The chiefs are named in the suit, the plaintiff's lawyer said in court Tuesday, because when the fishers were confronted they refused to identify themselves and said the chiefs authorized their fishing.

Barry Morrison argued that the chief's authorization of the fishing makes them liable for it.

Kennedy said this notion has caused his clients a great deal of stress.

"This idea that [chiefs] can authorize something then people are going to jump up and run out and do it, is based on, frankly, dated, offensive views to how these communities are organized," he said.

Morrison said Kennedy's argument grants Indigenous communities special exemptions.

"Saying that they have the ability to do things, like that, that you couldn't do, I couldn't do, corporations couldn't do. That they're a special status, and they can do that thing with impunity. I don't believe that to be correct," Morrison said.

Delay granted

Citing the fact that the elver fishing season is now over, the judge granted the plaintiff's lawyer 30 days to submit an amended statement of claim. The judge asked Morrison to address the issue of authorization in that amended statement.

The lawsuit also alleges that Indigenous fishers physically interfered with Holland's employees. Indigenous fishers positioned their nets in such a way that they "basically forced them out of their position," Morrison said.

In April, an injunction ordered the Indigenous groups to cease fishing and to stop threatening, coercing, harassing or intimidating the plaintiff and her fishers.

The defence argued that more detail is needed in a statement of claim to make clear who is alleged to have done what.
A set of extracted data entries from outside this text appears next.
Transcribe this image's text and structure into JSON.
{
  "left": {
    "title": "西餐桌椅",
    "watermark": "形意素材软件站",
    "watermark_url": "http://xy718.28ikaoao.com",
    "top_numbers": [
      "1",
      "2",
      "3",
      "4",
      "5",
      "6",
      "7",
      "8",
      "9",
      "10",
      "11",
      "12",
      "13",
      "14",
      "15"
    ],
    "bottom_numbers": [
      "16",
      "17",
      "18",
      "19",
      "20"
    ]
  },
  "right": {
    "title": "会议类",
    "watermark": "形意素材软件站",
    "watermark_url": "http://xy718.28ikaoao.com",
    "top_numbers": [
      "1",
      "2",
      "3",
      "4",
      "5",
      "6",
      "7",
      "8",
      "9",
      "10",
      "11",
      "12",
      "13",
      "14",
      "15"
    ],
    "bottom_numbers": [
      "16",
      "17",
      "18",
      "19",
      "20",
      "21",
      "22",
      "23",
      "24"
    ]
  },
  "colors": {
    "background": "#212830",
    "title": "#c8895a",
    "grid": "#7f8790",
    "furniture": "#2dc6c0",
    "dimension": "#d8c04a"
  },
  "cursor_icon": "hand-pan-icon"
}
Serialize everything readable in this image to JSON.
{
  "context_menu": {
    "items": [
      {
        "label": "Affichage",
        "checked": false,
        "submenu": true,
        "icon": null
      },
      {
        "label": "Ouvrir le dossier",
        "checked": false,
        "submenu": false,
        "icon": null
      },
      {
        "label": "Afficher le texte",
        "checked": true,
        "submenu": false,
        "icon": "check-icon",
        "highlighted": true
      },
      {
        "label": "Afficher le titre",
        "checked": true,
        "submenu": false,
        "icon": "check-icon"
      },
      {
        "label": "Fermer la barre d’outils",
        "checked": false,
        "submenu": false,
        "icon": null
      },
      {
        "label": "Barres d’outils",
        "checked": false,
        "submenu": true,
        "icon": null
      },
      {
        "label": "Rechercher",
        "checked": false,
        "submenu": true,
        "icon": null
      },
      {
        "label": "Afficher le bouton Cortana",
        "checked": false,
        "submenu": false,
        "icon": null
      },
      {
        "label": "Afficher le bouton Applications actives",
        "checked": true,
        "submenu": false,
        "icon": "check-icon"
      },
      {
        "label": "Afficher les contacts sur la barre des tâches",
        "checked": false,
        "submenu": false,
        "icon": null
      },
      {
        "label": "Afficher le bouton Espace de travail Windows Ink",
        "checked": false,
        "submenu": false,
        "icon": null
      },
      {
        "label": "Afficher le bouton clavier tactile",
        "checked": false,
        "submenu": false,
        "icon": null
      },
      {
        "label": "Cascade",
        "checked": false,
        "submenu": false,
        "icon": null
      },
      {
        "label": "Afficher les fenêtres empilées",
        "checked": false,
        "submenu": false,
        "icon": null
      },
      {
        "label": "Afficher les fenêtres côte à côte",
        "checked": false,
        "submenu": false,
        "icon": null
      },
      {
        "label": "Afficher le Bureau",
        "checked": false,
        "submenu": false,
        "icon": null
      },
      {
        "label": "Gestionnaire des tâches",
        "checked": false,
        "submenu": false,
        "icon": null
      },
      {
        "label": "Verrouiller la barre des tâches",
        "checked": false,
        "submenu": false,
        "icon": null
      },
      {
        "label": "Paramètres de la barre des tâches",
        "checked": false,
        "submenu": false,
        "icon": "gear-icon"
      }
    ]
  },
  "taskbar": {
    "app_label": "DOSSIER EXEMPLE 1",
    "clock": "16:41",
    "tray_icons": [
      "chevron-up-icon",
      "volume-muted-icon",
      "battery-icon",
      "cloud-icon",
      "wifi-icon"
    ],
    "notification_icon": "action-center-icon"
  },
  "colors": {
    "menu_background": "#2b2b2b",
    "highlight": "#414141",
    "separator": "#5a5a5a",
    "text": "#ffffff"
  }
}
In much of the statement of claim, the defendants are simply called the defendants, not a specific chief or community.

"They've asserted no specific facts against each of the defendants," Kennedy said. "And so it's impossible to know from this what each individual is alleged to have done."

Kennedy said the plaintiffs are waiting for discovery – the period in a civil case when both sides must disclose their evidence – to get a better understanding of who is truly liable.

"It's not my client's problem that [the plaintiffs] don't know who to sue," Kennedy said.

Morrison said this is not a strategy, simply the facts of the matter.

"We were asked about the identity of the specific people who were acting in this terrible fashion. We say candidly, we can't provide the details because they refuse to identify themselves and we'll have to wait for discovery of documents," he said.